Improving diabetes and hypertension outcomes in Medicaid patients

Medicaid patients with diabetes and hypertension need better outcomes. To achieve better outcomes, physicians need more consistent information on their patients’ real health behaviors. State legislators are pressing to get healthcare costs under control, while Medicaid administrators need to invest thinly stretched resources simultaneously in direct care and broad public health programs that will keep hospital readmissions down. As director of a network of managed primary care systems (Northern Piedmont Community Care) serving 60,000 members of North Carolina’s Medicaid population, I must balance these needs daily, as efficiently and economically as possible.

That makes me especially interested in interventions that might meet all these goals. And often, it’s a simple idea that can make a difference. That was the case with a study called CHANGE (Cholesterol, Hypertension And Glucose Education), led by my colleague Dr. Hayden Bosworth at Duke University Medical Center. CHANGE was designed to address the significant disparities in mortality between African-American patients and white patients with cardiovascular disease and diabetes. In the CHANGE intervention, patients recommended by their primary care physicians were called on a monthly basis for a full year by nurses who guided them through discussion modules on topics ranging from weight, diet and exercise to medications, side effects, memory, depression, stress, patient-provider interactions and social support. Trained in motivational interviewing techniques, CHANGE nurses made quarterly reports on patients’ progress and medication issues to primary care providers, keeping them in the loop. The CHANGE pilot study has had encouraging results, showing positive changes in patients’ adherence to medication regimens, A1C blood sugar levels, blood pressure and weight.

Here’s the key: The nurses developed real relationships with their phone patients over the course of the year. Patients began to anticipate their calls, write down questions and feel accountable for the lifestyle changes they discussed. By getting to know these patients better, learning their health behaviors and patterns, the nurses were able to make critical saves. In one case, an amputation was narrowly avoided; in another, a patient with dangerous morning blood sugar levels was found to be drinking large amounts of sweet tea before bed, never considering it part of his “diet.”

It’s a simple idea — more frequent communication yields better data, personal relationships support behavior change — but sometimes it takes a good study to prove it, and move the idea from concept into practice.

I was skeptical about a phone-based system at first. It sounded like a boutique sort of service that was not a good fit for my very low-income patients. But then I saw the results with hypertension at some of the study sites, and I knew that this could be the sort of “bridge” intervention I needed to serve CVD patients of all races. I didn’t want to completely abandon chronic disease self-management programs and move strictly to a focus on hospital utilization. And I was searching for a program that was low-maintenance from a resource perspective but could have a wide impact.

So I’ve brought the program to Northern Piedmont Community Care. In the coming months, the intervention will roll out to all Medicaid practices in the state of North Carolina, potentially serving over one million recipients. It doesn’t happen often enough — seeing good data leave the shelf and be applied in real clinical settings where it can make an impact.
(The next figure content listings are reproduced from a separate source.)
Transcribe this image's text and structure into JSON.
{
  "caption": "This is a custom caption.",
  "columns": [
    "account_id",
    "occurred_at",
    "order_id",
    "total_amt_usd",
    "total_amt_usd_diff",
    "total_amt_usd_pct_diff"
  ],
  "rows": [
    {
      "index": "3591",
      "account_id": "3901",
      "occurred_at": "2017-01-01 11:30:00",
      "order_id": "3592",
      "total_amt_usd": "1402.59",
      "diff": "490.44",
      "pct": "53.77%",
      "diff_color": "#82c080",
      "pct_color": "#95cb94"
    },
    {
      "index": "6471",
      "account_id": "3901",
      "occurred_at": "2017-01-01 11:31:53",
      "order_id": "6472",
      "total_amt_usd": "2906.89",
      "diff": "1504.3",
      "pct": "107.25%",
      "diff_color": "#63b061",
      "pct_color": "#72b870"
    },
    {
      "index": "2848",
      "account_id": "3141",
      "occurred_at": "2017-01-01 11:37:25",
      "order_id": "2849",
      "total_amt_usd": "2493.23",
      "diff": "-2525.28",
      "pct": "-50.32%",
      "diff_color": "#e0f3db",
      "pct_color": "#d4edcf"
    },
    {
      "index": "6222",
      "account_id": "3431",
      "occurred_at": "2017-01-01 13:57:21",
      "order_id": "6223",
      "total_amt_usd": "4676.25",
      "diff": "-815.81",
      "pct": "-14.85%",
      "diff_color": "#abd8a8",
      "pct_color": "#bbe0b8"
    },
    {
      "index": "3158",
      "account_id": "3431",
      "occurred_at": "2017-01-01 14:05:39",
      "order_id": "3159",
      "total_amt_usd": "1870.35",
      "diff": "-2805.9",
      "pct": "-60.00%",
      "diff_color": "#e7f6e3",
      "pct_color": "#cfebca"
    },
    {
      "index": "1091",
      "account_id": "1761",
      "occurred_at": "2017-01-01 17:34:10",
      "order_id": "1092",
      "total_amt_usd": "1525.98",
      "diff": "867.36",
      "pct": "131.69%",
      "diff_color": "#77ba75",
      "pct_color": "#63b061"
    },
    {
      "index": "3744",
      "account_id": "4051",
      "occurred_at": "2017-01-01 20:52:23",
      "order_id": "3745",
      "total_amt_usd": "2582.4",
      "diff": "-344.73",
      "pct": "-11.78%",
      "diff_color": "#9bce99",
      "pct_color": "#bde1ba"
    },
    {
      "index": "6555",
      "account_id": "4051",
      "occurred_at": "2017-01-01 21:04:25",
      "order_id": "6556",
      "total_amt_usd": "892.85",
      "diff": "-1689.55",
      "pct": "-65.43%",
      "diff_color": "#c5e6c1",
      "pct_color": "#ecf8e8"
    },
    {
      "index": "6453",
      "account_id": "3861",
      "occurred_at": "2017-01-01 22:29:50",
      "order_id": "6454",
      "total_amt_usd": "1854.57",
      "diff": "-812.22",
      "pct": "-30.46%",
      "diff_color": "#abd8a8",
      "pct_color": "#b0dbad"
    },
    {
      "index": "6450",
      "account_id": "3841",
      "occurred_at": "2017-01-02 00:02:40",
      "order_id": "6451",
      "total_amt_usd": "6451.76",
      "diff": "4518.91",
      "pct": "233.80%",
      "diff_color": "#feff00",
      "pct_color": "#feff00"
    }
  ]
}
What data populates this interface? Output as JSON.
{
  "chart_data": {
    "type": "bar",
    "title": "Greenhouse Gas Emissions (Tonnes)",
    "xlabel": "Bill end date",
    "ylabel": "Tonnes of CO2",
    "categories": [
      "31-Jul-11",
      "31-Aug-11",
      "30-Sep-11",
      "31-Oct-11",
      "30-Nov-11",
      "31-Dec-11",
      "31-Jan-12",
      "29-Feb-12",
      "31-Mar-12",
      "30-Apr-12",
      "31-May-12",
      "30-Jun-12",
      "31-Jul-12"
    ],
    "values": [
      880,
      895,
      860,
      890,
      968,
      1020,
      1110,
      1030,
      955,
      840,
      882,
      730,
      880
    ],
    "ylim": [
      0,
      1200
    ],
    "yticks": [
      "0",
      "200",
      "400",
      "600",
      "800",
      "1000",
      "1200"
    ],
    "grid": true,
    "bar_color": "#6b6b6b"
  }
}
The success of this intervention isn’t hard to understand. And it isn’t the sole answer to the CVD epidemic sweeping the country. But it is an example of good medicine that’s practical, affordable and effective. And sometimes a simple solution is just what we need.

Fred Johnson is Director, Northern Piedmont Community Care, one of 14 networks that are managed primary care systems for the Medicaid patients in North Carolina. CHANGE is a project of Finding Answers: Disparities Research for Change, a national program of the Robert Wood Johnson Foundation.